I read Arwa Mahdawi’s recent Guardian column ‘Is buying a ‘smart nappy’ really such a clever idea?‘ with interest. It is hard to believe that the best efforts to improve disposable nappies have resulted in the direction taken by the Pampers Lumi. Here’s why baby pottying is a better idea.
As an active advocate of greener parenting, we should be developing and exploiting technology to increase the bio-compostability of disposable nappies. But there are deeper problems with the Pampers Lumi, this so-called “smart” nappy that go way beyond the environmentally problematic ones or even the multitude of reasons we might not want big corporations accessing our personal data: rather than increasing our connection to our babies, adding in this technology only serves to separate and undermine parents ability to respond to basic human needs.
For parents with differently-abled children that cannot communicate their needs, we can, of course, understand how such a tool could be of benefit in challenging circumstances. But this isn’t a product that is being marketed as a solution for this purpose, it is presented as a mass-market solution.
Humans are innately programmed to want to be clean and dry, and like many of their other basic needs, they expect their parents to respond to this.
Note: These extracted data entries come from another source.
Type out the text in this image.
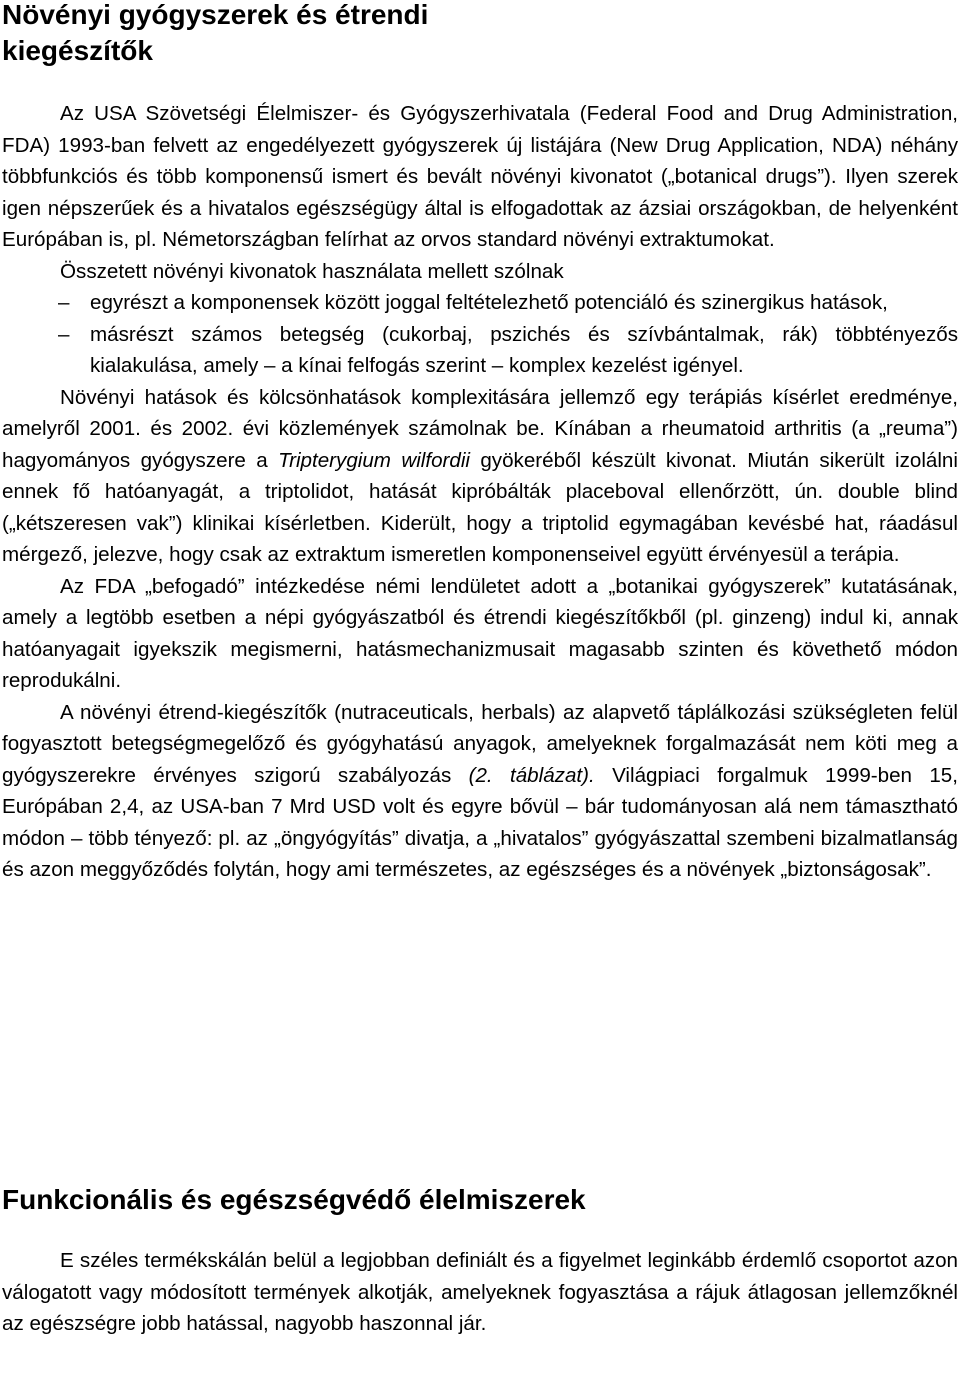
Növényi gyógyszerek és étrendi kiegészítők

Az USA Szövetségi Élelmiszer- és Gyógyszerhivatala (Federal Food and Drug Administration, FDA) 1993-ban felvett az engedélyezett gyógyszerek új listájára (New Drug Application, NDA) néhány többfunkciós és több komponensű ismert és bevált növényi kivonatot („botanical drugs”). Ilyen szerek igen népszerűek és a hivatalos egészségügy által is elfogadottak az ázsiai országokban, de helyenként Európában is, pl. Németországban felírhat az orvos standard növényi extraktumokat.

Összetett növényi kivonatok használata mellett szólnak

– egyrészt a komponensek között joggal feltételezhető potenciáló és szinergikus hatások,
– másrészt számos betegség (cukorbaj, pszichés és szívbántalmak, rák) többtényezős kialakulása, amely – a kínai felfogás szerint – komplex kezelést igényel.

Növényi hatások és kölcsönhatások komplexitására jellemző egy terápiás kísérlet eredménye, amelyről 2001. és 2002. évi közlemények számolnak be. Kínában a rheumatoid arthritis (a „reuma”) hagyományos gyógyszere a Tripterygium wilfordii gyökeréből készült kivonat. Miután sikerült izolálni ennek fő hatóanyagát, a triptolidot, hatását kipróbálták placeboval ellenőrzött, ún. double blind („kétszeresen vak”) klinikai kísérletben. Kiderült, hogy a triptolid egymagában kevésbé hat, ráadásul mérgező, jelezve, hogy csak az extraktum ismeretlen komponenseivel együtt érvényesül a terápia.

Az FDA „befogadó” intézkedése némi lendületet adott a „botanikai gyógyszerek” kutatásának, amely a legtöbb esetben a népi gyógyászatból és étrendi kiegészítőkből (pl. ginzeng) indul ki, annak hatóanyagait igyekszik megismerni, hatásmechanizmusait magasabb szinten és követhető módon reprodukálni.

A növényi étrend-kiegészítők (nutraceuticals, herbals) az alapvető táplálkozási szükségleten felül fogyasztott betegségmegelőző és gyógyhatású anyagok, amelyeknek forgalmazását nem köti meg a gyógyszerekre érvényes szigorú szabályozás (2. táblázat). Világpiaci forgalmuk 1999-ben 15, Európában 2,4, az USA-ban 7 Mrd USD volt és egyre bővül – bár tudományosan alá nem támasztható módon – több tényező: pl. az „öngyógyítás” divatja, a „hivatalos” gyógyászattal szembeni bizalmatlanság és azon meggyőződés folytán, hogy ami természetes, az egészséges és a növények „biztonságosak”.

Funkcionális és egészségvédő élelmiszerek

E széles termékskálán belül a legjobban definiált és a figyelmet leginkább érdemlő csoportot azon válogatott vagy módosított termények alkotják, amelyeknek fogyasztása a rájuk átlagosan jellemzőknél az egészségre jobb hatással, nagyobb haszonnal jár.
It may surprise readers to learn that many parents around the world do not use nappies to meet this basic need. In fact, not using a nappy, at least some of the time, is a perfectly sensible response to the basic human need for cleanliness and is something that parents have done for centuries.
Not using nappies may at first sound like an extreme idea, but suspend judgement for just a few minutes and the overwhelming common sense logic of this is undeniable.
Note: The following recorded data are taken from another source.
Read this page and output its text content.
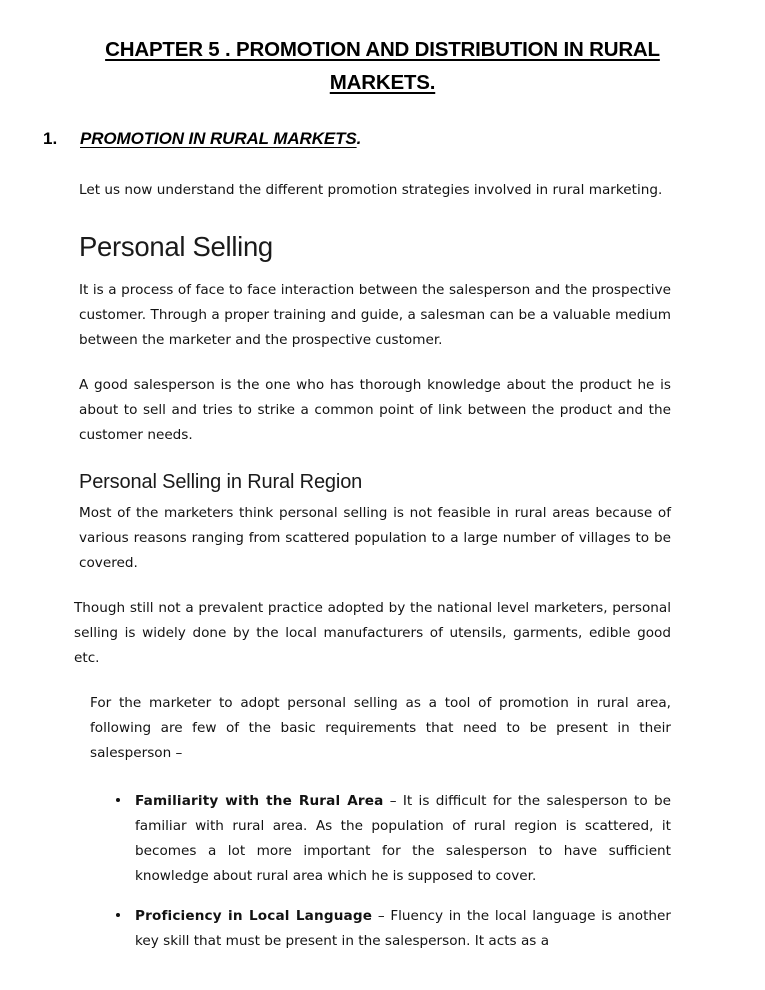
CHAPTER 5 . PROMOTION AND DISTRIBUTION IN RURAL
MARKETS.
1.	PROMOTION IN RURAL MARKETS.

Let us now understand the different promotion strategies involved in rural marketing.

Personal Selling

It is a process of face to face interaction between the salesperson and the prospective customer. Through a proper training and guide, a salesman can be a valuable medium between the marketer and the prospective customer.

A good salesperson is the one who has thorough knowledge about the product he is about to sell and tries to strike a common point of link between the product and the customer needs.

Personal Selling in Rural Region

Most of the marketers think personal selling is not feasible in rural areas because of various reasons ranging from scattered population to a large number of villages to be covered.

Though still not a prevalent practice adopted by the national level marketers, personal selling is widely done by the local manufacturers of utensils, garments, edible good etc.

For the marketer to adopt personal selling as a tool of promotion in rural area, following are few of the basic requirements that need to be present in their salesperson –

Familiarity with the Rural Area – It is difficult for the salesperson to be familiar with rural area. As the population of rural region is scattered, it becomes a lot more important for the salesperson to have sufficient knowledge about rural area which he is supposed to cover.
Proficiency in Local Language – Fluency in the local language is another key skill that must be present in the salesperson. It acts as a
The reason so many parents struggle with potty training later down the line is that they have, until that point, taught their child to use a nappy. To give up nappies in toddlerhood expects them to change the habit of a lifetime at a time when they are at their most sensitive and resistant to life change. Compare this to a child who from birth has used nappies and also used a potty, at least some of the time, and the learning curve looks very different.
But parents who choose to potty their baby are not only teaching their child that they are meeting their basic needs, they are teaching them the skills necessary for later independence from nappies in a child-led, gradual way. Within this process, there is space for the parent-baby relationship to blossom as babies learn that the whole range of their non-verbal communication is understood and responded to. We learn as parents to recognise other cues such as hunger, tiredness, complaints about the temperature, it’s no different to recognise when our babies need to go potty and use this knowledge to save nappies.
Considering that within the first two years of life, the average UK baby will use over 5,000 nappies choosing the potty instead is not only better for babies but better for our planet. The only downside of baby pottying is to the nappy companies who profit from parents dependence on their products.